By eliminating parking from the streets of its upcoming Hamburg neighborhood, a Dutch design firm says more respect will be given to residents. The neighborhood is not entirely car-free, just street parking-free, says design firm Karres en Brands. Restricting street parking will change the streetscape and public spaces for the 7,000-home neighborhood, the firm argues. It will also include 5,000 office spaces and will be built next to a train station that can get commuters to the center of Hamburg in just 15 minutes, says Fast Company. Cars are allowed, though, and can be parked in local parking garages.
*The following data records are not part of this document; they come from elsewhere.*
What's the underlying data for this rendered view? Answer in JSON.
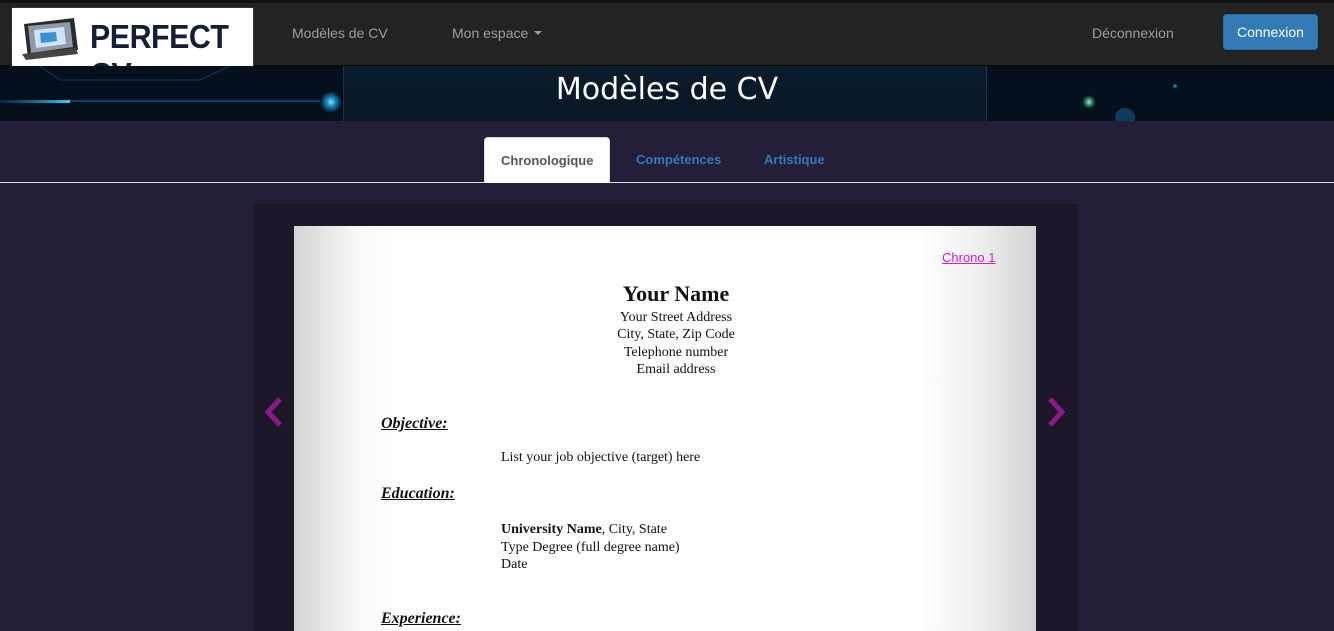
{
  "navbar": {
    "logo_text": "PERFECT CV",
    "links": [
      "Modèles de CV",
      "Mon espace"
    ],
    "logout_label": "Déconnexion",
    "login_label": "Connexion"
  },
  "banner": {
    "title": "Modèles de CV"
  },
  "tabs": [
    "Chronologique",
    "Compétences",
    "Artistique"
  ],
  "document": {
    "template_link": "Chrono 1",
    "name": "Your Name",
    "address_lines": [
      "Your Street Address",
      "City, State, Zip Code",
      "Telephone number",
      "Email address"
    ],
    "sections": {
      "objective": {
        "heading": "Objective:",
        "text": "List your job objective (target) here"
      },
      "education": {
        "heading": "Education:",
        "university_bold": "University Name",
        "university_rest": ", City, State",
        "degree": "Type Degree (full degree name)",
        "date": "Date"
      },
      "experience": {
        "heading": "Experience:"
      }
    }
  },
  "colors": {
    "accent_blue": "#337ab7",
    "arrow_purple": "#8b1a8b",
    "link_pink": "#d61ad6"
  },
  "icons": {
    "prev": "chevron-left-icon",
    "next": "chevron-right-icon",
    "dropdown": "caret-down-icon"
  }
}
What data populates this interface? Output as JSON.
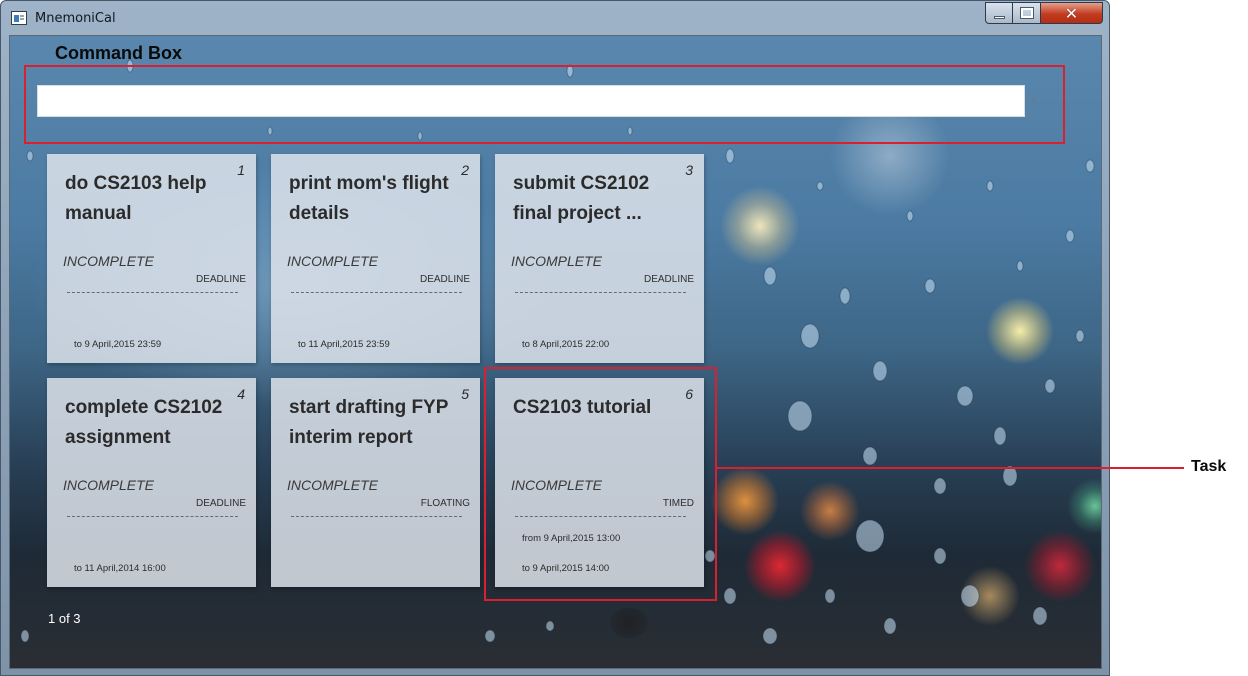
{
  "window": {
    "title": "MnemoniCal",
    "controls": {
      "minimize": "minimize-icon",
      "maximize": "maximize-icon",
      "close": "close-icon",
      "close_glyph": "✕"
    }
  },
  "command_box": {
    "title": "Command Box",
    "value": "",
    "placeholder": "",
    "chevron": "‹"
  },
  "tasks": [
    {
      "number": "1",
      "title": "do CS2103 help manual",
      "status": "INCOMPLETE",
      "type": "DEADLINE",
      "from": "",
      "to": "to 9 April,2015 23:59"
    },
    {
      "number": "2",
      "title": "print mom's flight details",
      "status": "INCOMPLETE",
      "type": "DEADLINE",
      "from": "",
      "to": "to 11 April,2015 23:59"
    },
    {
      "number": "3",
      "title": "submit CS2102 final project ...",
      "status": "INCOMPLETE",
      "type": "DEADLINE",
      "from": "",
      "to": "to 8 April,2015 22:00"
    },
    {
      "number": "4",
      "title": "complete CS2102 assignment",
      "status": "INCOMPLETE",
      "type": "DEADLINE",
      "from": "",
      "to": "to 11 April,2014 16:00"
    },
    {
      "number": "5",
      "title": "start drafting FYP interim report",
      "status": "INCOMPLETE",
      "type": "FLOATING",
      "from": "",
      "to": ""
    },
    {
      "number": "6",
      "title": "CS2103 tutorial",
      "status": "INCOMPLETE",
      "type": "TIMED",
      "from": "from 9 April,2015 13:00",
      "to": "to 9 April,2015 14:00"
    }
  ],
  "card_rule": "---------------------------------------------",
  "pager": {
    "text": "1 of 3"
  },
  "annotations": {
    "task_label": "Task",
    "color": "#d8202e"
  }
}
For those who want to drive, there will be parking garages in the area, with ground-level space dedicated to other uses, from gyms to indoor farming. But the distance to the garages is just far enough that in most cases, it’s easier to avoid driving. “Even though you’re in a suburb, you have to walk 200 or 300 meters to your car,” he says. “So for everyday things, it’s easier to walk or bike.”
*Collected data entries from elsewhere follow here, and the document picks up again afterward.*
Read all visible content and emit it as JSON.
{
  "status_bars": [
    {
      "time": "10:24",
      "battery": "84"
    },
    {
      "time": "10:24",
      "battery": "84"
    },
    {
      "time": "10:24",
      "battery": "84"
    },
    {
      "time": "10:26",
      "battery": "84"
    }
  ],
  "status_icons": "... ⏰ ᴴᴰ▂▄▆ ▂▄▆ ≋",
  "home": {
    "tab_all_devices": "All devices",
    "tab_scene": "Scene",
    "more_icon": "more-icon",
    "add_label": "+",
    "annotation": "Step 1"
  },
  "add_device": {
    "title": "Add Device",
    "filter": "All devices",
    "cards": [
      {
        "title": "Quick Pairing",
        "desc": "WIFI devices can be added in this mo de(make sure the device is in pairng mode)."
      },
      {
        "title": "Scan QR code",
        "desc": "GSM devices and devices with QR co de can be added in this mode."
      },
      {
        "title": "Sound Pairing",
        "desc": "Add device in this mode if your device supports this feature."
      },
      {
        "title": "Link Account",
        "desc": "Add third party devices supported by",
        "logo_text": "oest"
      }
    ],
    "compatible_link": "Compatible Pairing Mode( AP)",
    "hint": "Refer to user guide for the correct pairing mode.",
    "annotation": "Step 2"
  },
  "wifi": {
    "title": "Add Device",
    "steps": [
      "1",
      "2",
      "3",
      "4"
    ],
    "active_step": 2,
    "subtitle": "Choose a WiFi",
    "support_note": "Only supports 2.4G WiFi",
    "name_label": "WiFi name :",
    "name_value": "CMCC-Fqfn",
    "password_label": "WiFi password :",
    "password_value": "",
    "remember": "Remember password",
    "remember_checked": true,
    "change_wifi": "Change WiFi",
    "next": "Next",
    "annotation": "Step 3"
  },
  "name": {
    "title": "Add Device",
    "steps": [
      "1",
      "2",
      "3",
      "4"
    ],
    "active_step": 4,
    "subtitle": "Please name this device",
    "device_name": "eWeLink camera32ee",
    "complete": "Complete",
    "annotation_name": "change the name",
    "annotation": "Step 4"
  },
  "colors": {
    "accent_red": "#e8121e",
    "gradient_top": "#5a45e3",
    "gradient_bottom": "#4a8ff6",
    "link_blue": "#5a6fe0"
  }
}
The designers are currently working on the master plan for the area, so the details of individual buildings haven’t yet been decided. But the neighborhood will be energy neutral, and when development begins in a few years, buildings will use the best technology available at the time. Because the area is prone to flooding, the designers are working with engineers to plan a system of canals, green roofs, and other green spaces that can absorb water to protect buildings when it rains. The neighborhood will also offer farming space for residents.